Date: 2015-09-22 02:14 am (UTC)
jaimemieux: (As we observe the stars)
From: [personal profile] jaimemieux
And Combeferre may have left without giving his bride her due. But she calls to him, and he turns, and softness fills his eyes as he looks at her. “I love you,” he says, and goes to her, and presses his lips to her forehead. “We will be all right,” he murmurs against her skin.

Of course they will be. They have each other.

“Stay here,” he tells her gently. “I will not be gone long. I love you.” And with a little more strength in his heart this time, he departs.

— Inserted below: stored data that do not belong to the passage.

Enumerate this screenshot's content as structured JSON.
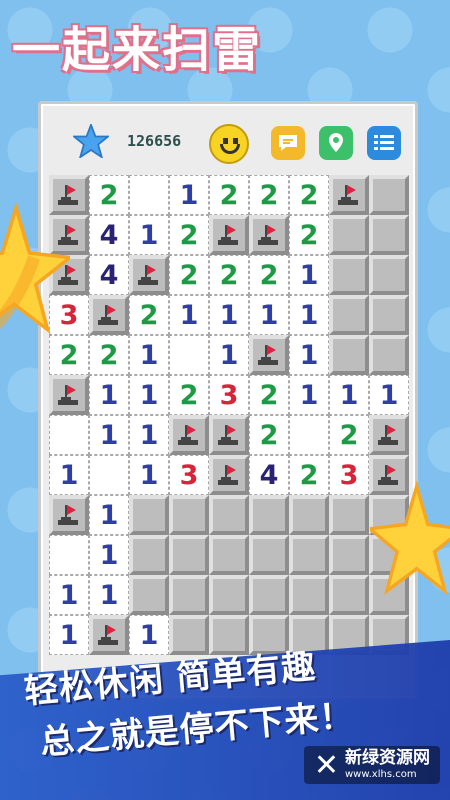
{
  "app_title": "一起来扫雷",
  "score": "126656",
  "slogan": {
    "line1": "轻松休闲  简单有趣",
    "line2": "总之就是停不下来！"
  },
  "watermark": {
    "name": "新绿资源网",
    "domain": "www.xlhs.com"
  },
  "icons": {
    "star": "star-icon",
    "smiley": "smiley-face-icon",
    "chat": "chat-bubble-icon",
    "location": "location-pin-icon",
    "menu": "list-menu-icon",
    "flag": "flag-icon"
  },
  "colors": {
    "background": "#7fc0ef",
    "title_outline": "#e0708a",
    "num1": "#2d3fa3",
    "num2": "#1c9a44",
    "num3": "#d8233a",
    "num4": "#2a2373",
    "flag": "#e1203e"
  },
  "board": {
    "columns": 9,
    "legend": "F = flag, H = hidden, E = empty revealed, digit = revealed number",
    "rows": [
      [
        "F",
        "2",
        "E",
        "1",
        "2",
        "2",
        "2",
        "F",
        "H"
      ],
      [
        "F",
        "4",
        "1",
        "2",
        "F",
        "F",
        "2",
        "H",
        "H"
      ],
      [
        "F",
        "4",
        "F",
        "2",
        "2",
        "2",
        "1",
        "H",
        "H"
      ],
      [
        "3",
        "F",
        "2",
        "1",
        "1",
        "1",
        "1",
        "H",
        "H"
      ],
      [
        "2",
        "2",
        "1",
        "E",
        "1",
        "F",
        "1",
        "H",
        "H"
      ],
      [
        "F",
        "1",
        "1",
        "2",
        "3",
        "2",
        "1",
        "1",
        "1"
      ],
      [
        "E",
        "1",
        "1",
        "F",
        "F",
        "2",
        "E",
        "2",
        "F"
      ],
      [
        "1",
        "E",
        "1",
        "3",
        "F",
        "4",
        "2",
        "3",
        "F"
      ],
      [
        "F",
        "1",
        "H",
        "H",
        "H",
        "H",
        "H",
        "H",
        "H"
      ],
      [
        "E",
        "1",
        "H",
        "H",
        "H",
        "H",
        "H",
        "H",
        "H"
      ],
      [
        "1",
        "1",
        "H",
        "H",
        "H",
        "H",
        "H",
        "H",
        "H"
      ],
      [
        "1",
        "F",
        "1",
        "H",
        "H",
        "H",
        "H",
        "H",
        "H"
      ]
    ]
  }
}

Date: 2015-09-25 08:13 pm (UTC)
jaimemieux: (A hard student)
From: [personal profile] jaimemieux
Combeferre returns to the Darrow Inn a little calmer than he left, a little more prepared to face this strange and unsettling situation. Yes, he reminds himself, he has heard of people, even infants, appearing in Darrow without warning, and yes, he knows that the city’s residents sometimes develop memories of things that had not happened to them when they left their homes. People have discovered that they die - he has discovered that himself. By Darrow’s disturbing standards, nothing that has happened to them that morning has been unprecedented. Both he and Sybil are people who cope, and they have friends, and they will cope with this.

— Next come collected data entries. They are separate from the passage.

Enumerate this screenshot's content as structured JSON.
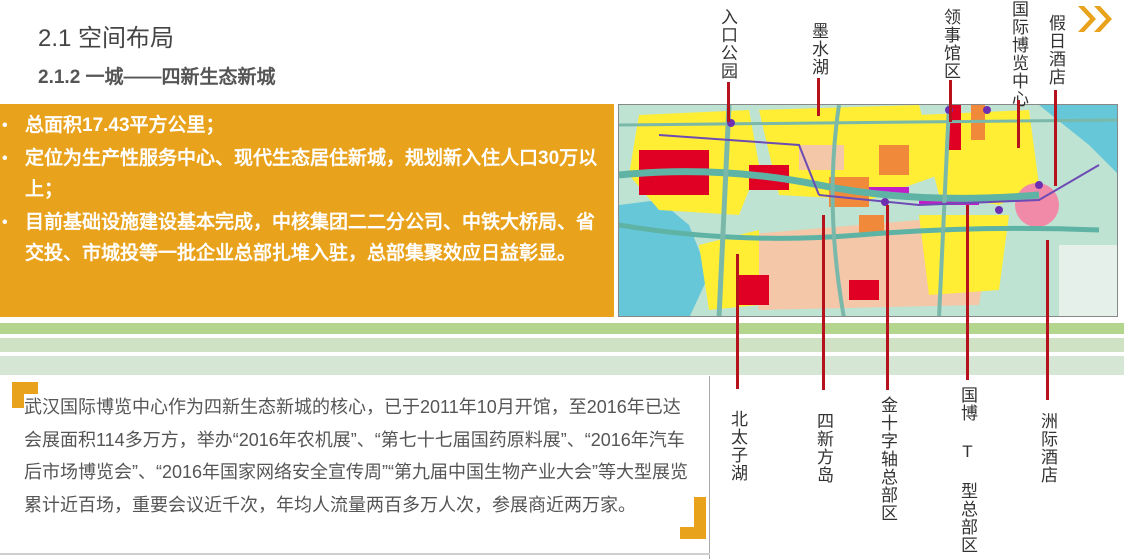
{
  "header": {
    "title": "2.1 空间布局",
    "subtitle": "2.1.2 一城——四新生态新城"
  },
  "bullets": [
    "总面积17.43平方公里；",
    "定位为生产性服务中心、现代生态居住新城，规划新入住人口30万以上；",
    "目前基础设施建设基本完成，中核集团二二分公司、中铁大桥局、省交投、市城投等一批企业总部扎堆入驻，总部集聚效应日益彰显。"
  ],
  "bullet_marker": "•",
  "body_text": "武汉国际博览中心作为四新生态新城的核心，已于2011年10月开馆，至2016年已达会展面积114多万方，举办“2016年农机展”、“第七十七届国药原料展”、“2016年汽车后市场博览会”、“2016年国家网络安全宣传周”“第九届中国生物产业大会”等大型展览累计近百场，重要会议近千次，年均人流量两百多万人次，参展商近两万家。",
  "map_labels_top": [
    "入口公园",
    "墨水湖",
    "领事馆区",
    "国际博览中心",
    "假日酒店"
  ],
  "map_labels_bottom": [
    "北太子湖",
    "四新方岛",
    "金十字轴总部区",
    "国博 T 型总部区",
    "洲际酒店"
  ],
  "colors": {
    "accent_orange": "#e9a21c",
    "pin_red": "#b5121b",
    "stripe_green": "#b4d58e"
  }
}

He nudges the hotel room door open and enters bearing grocery bags of formula, and water, and a cheap baby bottle and blanket - the only things he could find for the time being. “Let me take her,” he tells Sybil, who looks so very tired for a young and cheerful bride. He offers her a gentle, hopeful smile, a take one thing at a time and we will be all right smile. “If you can see to feeding her?"

Date: 2015-10-02 02:44 am (UTC)
jaimemieux: (We must not be selfish)
From: [personal profile] jaimemieux
Almost from the moment the infant is shifted into his arms, she begins to wake restlessly, with snuffling whimpers - as though she knows that Henri is not her father, but a stranger. Henri has held babies before, but none have seemed so fragile, so liable to break, and Sybbie’s clear unhappiness is doing nothing to improve Henri’s confidence.

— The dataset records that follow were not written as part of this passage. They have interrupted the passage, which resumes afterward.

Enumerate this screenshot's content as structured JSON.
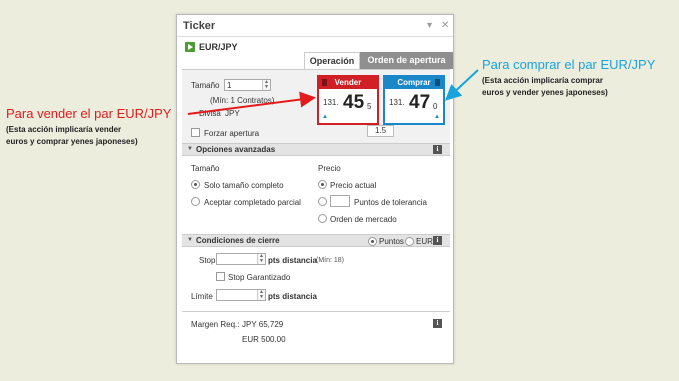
{
  "window": {
    "title": "Ticker"
  },
  "symbol": "EUR/JPY",
  "tabs": [
    {
      "label": "Operación"
    },
    {
      "label": "Orden de apertura"
    }
  ],
  "trade": {
    "size_label": "Tamaño",
    "size_value": "1",
    "min_contracts": "(Mín: 1 Contratos)",
    "currency_label": "Divisa",
    "currency_value": "JPY",
    "force_open_label": "Forzar apertura"
  },
  "sell": {
    "label": "Vender",
    "price_small": "131.",
    "price_big": "45",
    "price_tiny": "5"
  },
  "buy": {
    "label": "Comprar",
    "price_small": "131.",
    "price_big": "47",
    "price_tiny": "0"
  },
  "spread": "1.5",
  "advanced": {
    "title": "Opciones avanzadas",
    "size_title": "Tamaño",
    "size_options": [
      "Solo tamaño completo",
      "Aceptar completado parcial"
    ],
    "price_title": "Precio",
    "price_options": [
      "Precio actual",
      "Puntos de tolerancia",
      "Orden de mercado"
    ]
  },
  "close": {
    "title": "Condiciones de cierre",
    "units": [
      "Puntos",
      "EUR"
    ],
    "stop_label": "Stop",
    "stop_suffix": "pts distancia",
    "stop_min": "(Mín: 18)",
    "guaranteed_label": "Stop Garantizado",
    "limit_label": "Límite",
    "limit_suffix": "pts distancia"
  },
  "margin": {
    "label": "Margen Req.:",
    "jpy": "JPY 65,729",
    "eur": "EUR 500.00"
  },
  "annotations": {
    "sell_title": "Para vender el par EUR/JPY",
    "sell_note_1": "(Esta acción implicaría vender",
    "sell_note_2": "euros y comprar yenes japoneses)",
    "buy_title": "Para comprar el par EUR/JPY",
    "buy_note_1": "(Esta acción implicaría comprar",
    "buy_note_2": "euros y vender yenes japoneses)"
  },
  "colors": {
    "sell": "#d02025",
    "buy": "#1a87c9",
    "annotation_red": "#e31b1b",
    "annotation_blue": "#19a3dd"
  }
}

Henri is not angry. He is frightened, and confused, and damnably tired, but he could never be angry. Still, there is a small part of him that feels robbed: not only of this first, perfect, day with his wife, but of the first few moments he had hoped to someday hold his own child.

Still, he offers Sybil what he hopes is an encouraging smile. “Mm. Though I fear she’s not very happy about it, poor thing."

Date: 2015-10-08 02:19 am (UTC)
jaimemieux: (Default)
From: [personal profile] jaimemieux
Henri joins her on the sofa, and thankfully for them both, the child is quick to accept the bottle, and seems to settle as she feeds. She was hungry, Combeferre tells himself, and tired. God knows what such a strange journey could do to an infant. It is not you who makes her unhappy. After a few moments, he raises his eyes and offers his wife a tentative smile. “Oh, Sybil,” he murmurs, grasping at hope, at the warmth that encircles them as they sit together, unexpected though the morning’s events might be. What they lack in certainty, they make up for in love. “She is beautiful,” he says. "Nearly as beautiful as her mother.”

Date: 2015-10-15 01:52 am (UTC)
jaimemieux: (Default)
From: [personal profile] jaimemieux
“Ah, Sybil.” There are many things Henri could say that he will not - about his fears, his worries, the way the child in his arms and the look in Sybil’s eyes frightens him. He knows better; he knows it is not his place to panic, not when his wife’s terror exceeds his own tenfold. Later, perhaps, Henri will allow himself to panic over the strange turn his life has taken, but not now. Not today.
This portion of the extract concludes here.